By Socrates Smythe Saywon | Smart News Liberia

MONROVIA – The Putu Contact Group (PCG), representing citizens and Project Affected Communities in Putu Administrative District, Grand Gedeh County, has welcomed efforts by the Government of Liberia to revive the long-stalled Putu Iron Ore Project, but warned that its support remains strictly conditional on transparency, legality, and protection of community rights.

In a statement issued on Wednesday, April 29, 2026, the group acknowledged government moves to restore the strategic mining asset, including the reported selection of Africa Metallic Resources Inc. (AMR) as the preferred developer.

The PCG said it recognizes progress made in negotiations, financing discussions, and regulatory processes aimed at restarting the concession, describing the development as a major opportunity for economic growth, employment, and infrastructure expansion.

However, the group made clear that while it supports the project’s revival, such backing is tied to strict conditions that must be met before any final agreement is endorsed.

“Our support is constructive but strictly conditional,” the PCG declared. “It is anchored on transparency, accountability, legal compliance, verified financial capacity, and the full protection of the rights and interests of affected communities, Grand Gedeh County, and Liberia at large.”

The organization stressed that it would reject any arrangement that fails to guarantee full public disclosure of all agreements, including the Mineral Development Agreement, and strict adherence to Liberian law and international best practices.

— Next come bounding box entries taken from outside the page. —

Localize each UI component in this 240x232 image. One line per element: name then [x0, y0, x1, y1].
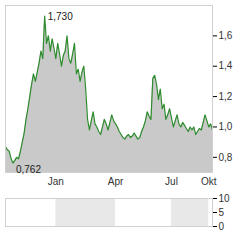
svg-text:1,6: 1,6: [219, 30, 233, 41]
svg-text:0,762: 0,762: [16, 164, 41, 175]
svg-text:5: 5: [219, 207, 225, 218]
svg-text:Jul: Jul: [165, 176, 178, 187]
svg-text:Jan: Jan: [48, 176, 64, 187]
svg-text:1,4: 1,4: [219, 60, 233, 71]
svg-text:1,2: 1,2: [219, 91, 233, 102]
svg-text:Okt: Okt: [201, 176, 217, 187]
svg-text:1,0: 1,0: [219, 121, 233, 132]
svg-text:10: 10: [219, 193, 231, 204]
svg-text:1,730: 1,730: [48, 11, 73, 22]
svg-text:0,8: 0,8: [219, 152, 233, 163]
svg-text:Apr: Apr: [108, 176, 124, 187]
svg-text:0: 0: [219, 221, 225, 232]
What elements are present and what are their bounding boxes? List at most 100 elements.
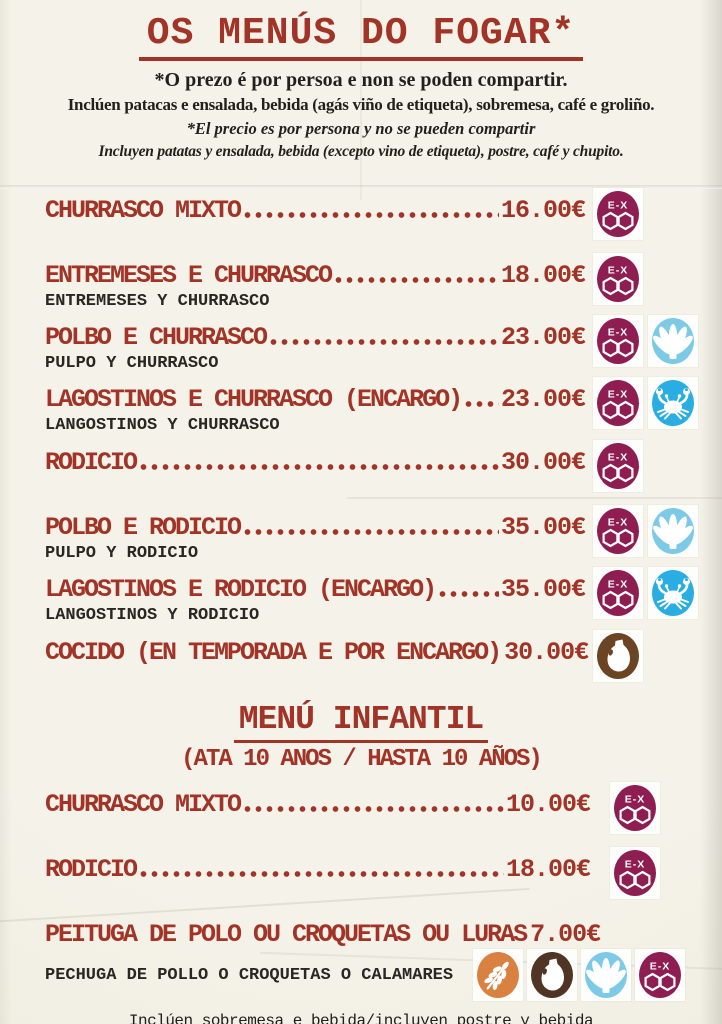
scallop-shell-icon <box>648 504 698 557</box>
menu-item-line: CHURRASCO MIXTO 16.00€ <box>45 194 586 227</box>
menu-item-row: POLBO E RODICIO 35.00€ PULPO Y RODICIO E… <box>45 504 722 564</box>
svg-text:E-X: E-X <box>608 389 629 401</box>
menu-item-translation: PULPO Y CHURRASCO <box>45 353 219 373</box>
menu-item-price: 30.00€ <box>500 447 586 477</box>
kids-menu-title: MENÚ INFANTIL <box>233 701 489 743</box>
kids-menu-subtitle: (ATA 10 ANOS / HASTA 10 AÑOS) <box>181 745 543 773</box>
menu-item-text: RODICIO 18.00€ <box>45 853 591 886</box>
svg-text:E-X: E-X <box>625 858 646 870</box>
crab-icon <box>648 377 698 430</box>
kids-menu-list: CHURRASCO MIXTO 10.00€ E-X RODICIO 18.00… <box>0 781 722 1001</box>
dot-leader <box>242 511 499 544</box>
svg-text:E-X: E-X <box>608 516 629 528</box>
svg-text:E-X: E-X <box>625 793 646 805</box>
menu-item-price: 35.00€ <box>500 512 586 542</box>
menu-item-line: POLBO E CHURRASCO 23.00€ <box>45 321 586 354</box>
menu-notes: *O prezo é por persoa e non se poden com… <box>0 69 722 161</box>
dot-leader <box>242 194 499 227</box>
menu-item-line: ENTREMESES E CHURRASCO 18.00€ <box>45 259 586 292</box>
allergen-icons: E-X <box>593 504 698 557</box>
allergen-icons: E-X <box>593 377 698 430</box>
menu-item-line: CHURRASCO MIXTO 10.00€ <box>45 788 591 821</box>
menu-item-row: PEITUGA DE POLO OU CROQUETAS OU LURAS 7.… <box>45 919 722 1001</box>
svg-text:E-X: E-X <box>608 199 629 211</box>
ex-badge-icon: E-X <box>635 948 686 1001</box>
menu-item-line: RODICIO 30.00€ <box>45 446 586 479</box>
menu-item-price: 18.00€ <box>505 854 591 884</box>
ex-badge-icon: E-X <box>593 252 643 305</box>
ex-badge-icon: E-X <box>593 439 643 492</box>
menu-item-row: COCIDO (EN TEMPORADA E POR ENCARGO) 30.0… <box>45 629 722 682</box>
menu-item-text: POLBO E CHURRASCO 23.00€ PULPO Y CHURRAS… <box>45 321 586 374</box>
page-title: OS MENÚS DO FOGAR* <box>138 12 584 61</box>
allergen-icons: E-X <box>610 781 660 834</box>
crab-icon <box>648 567 698 620</box>
menu-item-text: CHURRASCO MIXTO 10.00€ <box>45 788 591 821</box>
svg-text:E-X: E-X <box>650 960 671 972</box>
menu-item-translation: PECHUGA DE POLLO O CROQUETAS O CALAMARES <box>45 966 454 986</box>
menu-item-line: RODICIO 18.00€ <box>45 853 591 886</box>
allergen-icons: E-X <box>593 314 698 367</box>
svg-text:E-X: E-X <box>608 579 629 591</box>
svg-text:E-X: E-X <box>608 326 629 338</box>
kids-menu-header: MENÚ INFANTIL (ATA 10 ANOS / HASTA 10 AÑ… <box>0 701 722 775</box>
ex-badge-icon: E-X <box>593 567 643 620</box>
menu-item-text: COCIDO (EN TEMPORADA E POR ENCARGO) 30.0… <box>45 637 589 669</box>
menu-item-translation: ENTREMESES Y CHURRASCO <box>45 291 270 311</box>
menu-item-price: 23.00€ <box>500 322 586 352</box>
ex-badge-icon: E-X <box>610 781 660 834</box>
allergen-icons <box>593 629 643 682</box>
dot-leader <box>268 321 499 354</box>
note-line: *O prezo é por persoa e non se poden com… <box>154 68 568 91</box>
menu-item-text: CHURRASCO MIXTO 16.00€ <box>45 194 586 227</box>
svg-text:E-X: E-X <box>608 264 629 276</box>
menu-item-row: ENTREMESES E CHURRASCO 18.00€ ENTREMESES… <box>45 252 722 312</box>
menu-item-price: 18.00€ <box>500 260 586 290</box>
menu-item-text: RODICIO 30.00€ <box>45 446 586 479</box>
menu-item-name: COCIDO (EN TEMPORADA E POR ENCARGO) <box>45 637 502 667</box>
main-menu-list: CHURRASCO MIXTO 16.00€ E-X ENTREMESES E … <box>0 187 722 682</box>
dot-leader <box>437 574 499 607</box>
menu-item-row: RODICIO 18.00€ E-X <box>45 846 722 899</box>
menu-item-line: COCIDO (EN TEMPORADA E POR ENCARGO) 30.0… <box>45 637 589 669</box>
menu-item-name: RODICIO <box>45 447 138 477</box>
ex-badge-icon: E-X <box>593 504 643 557</box>
wheat-ear-icon <box>473 948 524 1001</box>
dot-leader <box>333 259 499 292</box>
milk-jug-icon <box>527 948 578 1001</box>
menu-item-price: 7.00€ <box>530 919 601 949</box>
menu-item-text: LAGOSTINOS E RODICIO (ENCARGO) 35.00€ LA… <box>45 574 586 626</box>
allergen-icons: E-X <box>593 252 643 305</box>
ex-badge-icon: E-X <box>593 187 643 240</box>
allergen-icons: E-X <box>593 187 643 240</box>
menu-item-name: LAGOSTINOS E RODICIO (ENCARGO) <box>45 575 437 605</box>
note-line: *El precio es por persona y no se pueden… <box>186 118 536 138</box>
menu-item-translation: LANGOSTINOS Y RODICIO <box>45 606 260 626</box>
menu-item-price: 23.00€ <box>500 385 586 415</box>
allergen-icons: E-X <box>473 948 686 1001</box>
milk-jug-icon <box>593 629 643 682</box>
dot-leader <box>463 384 499 417</box>
menu-item-translation: PULPO Y RODICIO <box>45 543 199 563</box>
menu-item-name: POLBO E RODICIO <box>45 512 242 542</box>
menu-item-name: CHURRASCO MIXTO <box>45 195 242 225</box>
menu-item-line: LAGOSTINOS E CHURRASCO (ENCARGO) 23.00€ <box>45 384 586 417</box>
menu-item-price: 35.00€ <box>500 575 586 605</box>
menu-item-line: LAGOSTINOS E RODICIO (ENCARGO) 35.00€ <box>45 574 586 607</box>
menu-item-row: LAGOSTINOS E CHURRASCO (ENCARGO) 23.00€ … <box>45 377 722 436</box>
menu-item-row: CHURRASCO MIXTO 10.00€ E-X <box>45 781 722 834</box>
menu-item-price: 30.00€ <box>504 637 589 667</box>
menu-item-row: CHURRASCO MIXTO 16.00€ E-X <box>45 187 722 240</box>
menu-item-name: POLBO E CHURRASCO <box>45 322 268 352</box>
menu-item-text: LAGOSTINOS E CHURRASCO (ENCARGO) 23.00€ … <box>45 384 586 436</box>
scallop-shell-icon <box>648 314 698 367</box>
menu-item-text: POLBO E RODICIO 35.00€ PULPO Y RODICIO <box>45 511 586 564</box>
menu-item-price: 10.00€ <box>505 789 591 819</box>
menu-item-text: ENTREMESES E CHURRASCO 18.00€ ENTREMESES… <box>45 259 586 312</box>
scallop-shell-icon <box>581 948 632 1001</box>
ex-badge-icon: E-X <box>610 846 660 899</box>
dot-leader <box>138 446 499 479</box>
allergen-icons: E-X <box>593 439 643 492</box>
allergen-icons: E-X <box>593 567 698 620</box>
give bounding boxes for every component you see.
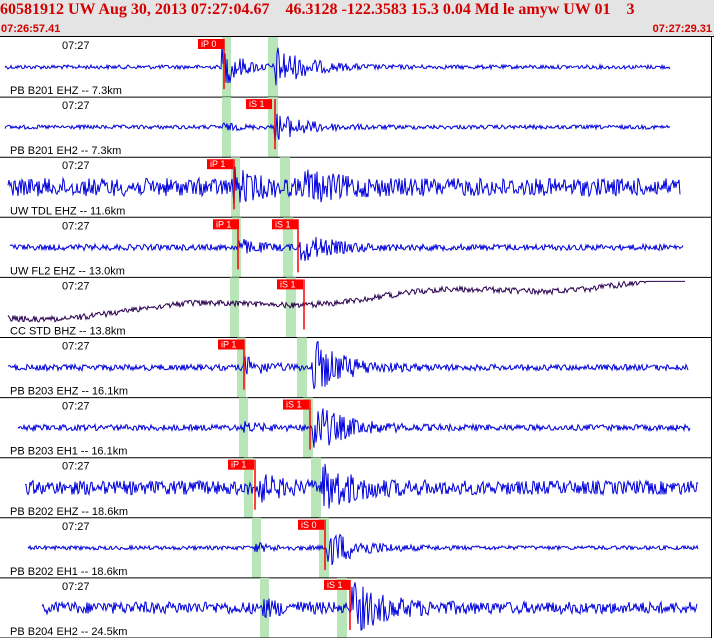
- p-arrival-band: [230, 277, 239, 338]
- s-arrival-band: [268, 37, 278, 98]
- pick-label: iP 1: [210, 159, 225, 169]
- seismic-waveform[interactable]: [9, 236, 684, 261]
- pick-flag[interactable]: [283, 399, 309, 410]
- trace-time-label: 07:27: [62, 581, 90, 593]
- pick-label: iS 0: [301, 520, 317, 530]
- s-arrival-band: [283, 217, 293, 278]
- trace-station-label: PB B202 EHZ -- 18.6km: [10, 506, 128, 518]
- start-time: 07:26:57.41: [1, 23, 61, 35]
- pick-label: iS 1: [249, 99, 265, 109]
- event-header: 60581912 UW Aug 30, 2013 07:27:04.67 46.…: [0, 0, 714, 37]
- seismic-waveform[interactable]: [4, 44, 671, 86]
- pick-label: iP 1: [231, 460, 246, 470]
- pick-flag[interactable]: [213, 219, 239, 230]
- end-time: 07:27:29.31: [652, 23, 712, 35]
- s-arrival-band: [280, 157, 290, 218]
- trace-time-label: 07:27: [62, 401, 90, 413]
- s-arrival-band: [311, 457, 321, 518]
- trace-station-label: PB B201 EHZ -- 7.3km: [10, 85, 122, 97]
- pick-flag[interactable]: [246, 99, 272, 110]
- trace-station-label: PB B204 EH2 -- 24.5km: [10, 626, 127, 638]
- trace-time-label: 07:27: [62, 341, 90, 353]
- trace-time-label: 07:27: [62, 280, 90, 292]
- seismic-waveform[interactable]: [7, 280, 685, 323]
- seismic-waveform[interactable]: [4, 113, 671, 142]
- seismic-waveform[interactable]: [27, 533, 699, 566]
- pick-label: iS 1: [327, 580, 343, 590]
- seismic-waveform[interactable]: [24, 463, 699, 509]
- pick-flag[interactable]: [277, 279, 303, 290]
- trace-station-label: PB B203 EH1 -- 16.1km: [10, 446, 127, 458]
- panel-right-border: [711, 37, 712, 638]
- trace-time-label: 07:27: [62, 461, 90, 473]
- s-arrival-band: [286, 277, 296, 338]
- pick-flag[interactable]: [298, 519, 324, 530]
- pick-flag[interactable]: [228, 459, 254, 470]
- trace-time-label: 07:27: [62, 220, 90, 232]
- trace-time-label: 07:27: [62, 160, 90, 172]
- pick-label: iS 1: [275, 219, 291, 229]
- seismic-waveform[interactable]: [41, 582, 698, 631]
- trace-station-label: PB B201 EH2 -- 7.3km: [10, 145, 121, 157]
- s-arrival-band: [337, 577, 347, 638]
- pick-label: iP 0: [201, 39, 216, 49]
- trace-time-label: 07:27: [62, 100, 90, 112]
- pick-label: iS 1: [286, 400, 302, 410]
- trace-station-label: PB B202 EH1 -- 18.6km: [10, 566, 127, 578]
- pick-label: iP 1: [216, 219, 231, 229]
- trace-time-label: 07:27: [62, 521, 90, 533]
- pick-label: iP 1: [221, 340, 236, 350]
- seismic-waveform[interactable]: [7, 166, 681, 206]
- pick-flag[interactable]: [198, 39, 224, 49]
- seismic-waveform[interactable]: [7, 340, 689, 389]
- pick-label: iS 1: [280, 279, 296, 289]
- pick-flag[interactable]: [207, 159, 233, 170]
- trace-station-label: UW TDL EHZ -- 11.6km: [10, 205, 125, 217]
- pick-flag[interactable]: [218, 339, 244, 350]
- trace-station-label: CC STD BHZ -- 13.8km: [10, 326, 126, 338]
- trace-time-label: 07:27: [62, 40, 90, 52]
- trace-station-label: PB B203 EHZ -- 16.1km: [10, 386, 128, 398]
- event-title: 60581912 UW Aug 30, 2013 07:27:04.67 46.…: [0, 1, 635, 18]
- trace-station-label: UW FL2 EHZ -- 13.0km: [10, 265, 125, 277]
- seismic-waveform[interactable]: [17, 408, 691, 448]
- pick-flag[interactable]: [272, 219, 298, 230]
- pick-flag[interactable]: [324, 579, 350, 590]
- seismogram-panel[interactable]: iP 0 07:27 PB B201 EHZ -- 7.3km iS 1 07:27 PB…: [0, 37, 714, 638]
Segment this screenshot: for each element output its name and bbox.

The group also called for verified implementation of Free, Prior, and Informed Consent (FPIC), emphasizing that local communities are rights-holders and must be fully informed and involved in decisions affecting their land and livelihoods.

“Communities are rights-holders. FPIC must be fully implemented to ensure informed and inclusive decision-making,” the statement noted.

On employment, the PCG demanded priority hiring for Liberians, especially residents of Putu and Grand Gedeh County, along with clear localization timelines, training opportunities, and management succession plans.

The group further insisted that any investor must demonstrate genuine financial strength, proof of funding sources, and the technical capacity to develop the mine rather than merely acquiring the concession for speculative resale.

“The Putu Project must be developed by a serious, capitalized, and technically competent investor, not a speculative intermediary,” the statement said.

Addressing recent public claims surrounding the concession, the PCG clarified that ownership transfer under the previous PIOM Mineral Development Agreement is not automatic and would require formal approval from the Liberian government, due diligence reviews, and regulatory clearances.

It also rejected suggestions that the issuance of a reported US$10,000 administrative invoice amounts to ownership transfer, stressing that such a fee does not constitute legal acquisition of concession rights or completion of contractual obligations.

The group additionally cautioned against unrealistic public timelines for restarting operations, noting that major mining projects typically require environmental and social impact assessments, infrastructure rehabilitation, financing closure, equipment mobilization, and community consultations.

“Industry reality is 18 to 36 months minimum under optimal conditions,” the PCG stated, adding that any claim of rapid production start-up lacks technical and financial credibility without secured rail, port, and export infrastructure.

Meanwhile, shortly after the PCG statement, President Joseph Nyuma Boakai ordered an immediate freeze on all actions related to the proposed change of control of the Putu Iron Ore Concession in favor of Planet One.

The Executive Mansion said the directive followed a review by the Special Presidential Committee chaired by Vice President Jeremiah Kpan Koung Sr., which had earlier considered a potential transfer based on accelerated transaction timelines.

However, President Boakai’s final decision was reportedly influenced by the existence of a binding Memorandum of Agreement signed in December 2025 with Africa Metallic Resources, which the government says remains valid and enforceable.

As a result, the government has instructed that all obligations, provisions, and opportunities under the AMR agreement be fully pursued before any alternative arrangement is considered.

The government said the move is intended to protect Liberia from possible legal disputes, uphold contractual commitments, and ensure that redevelopment of the Putu concession proceeds within a transparent and lawful framework.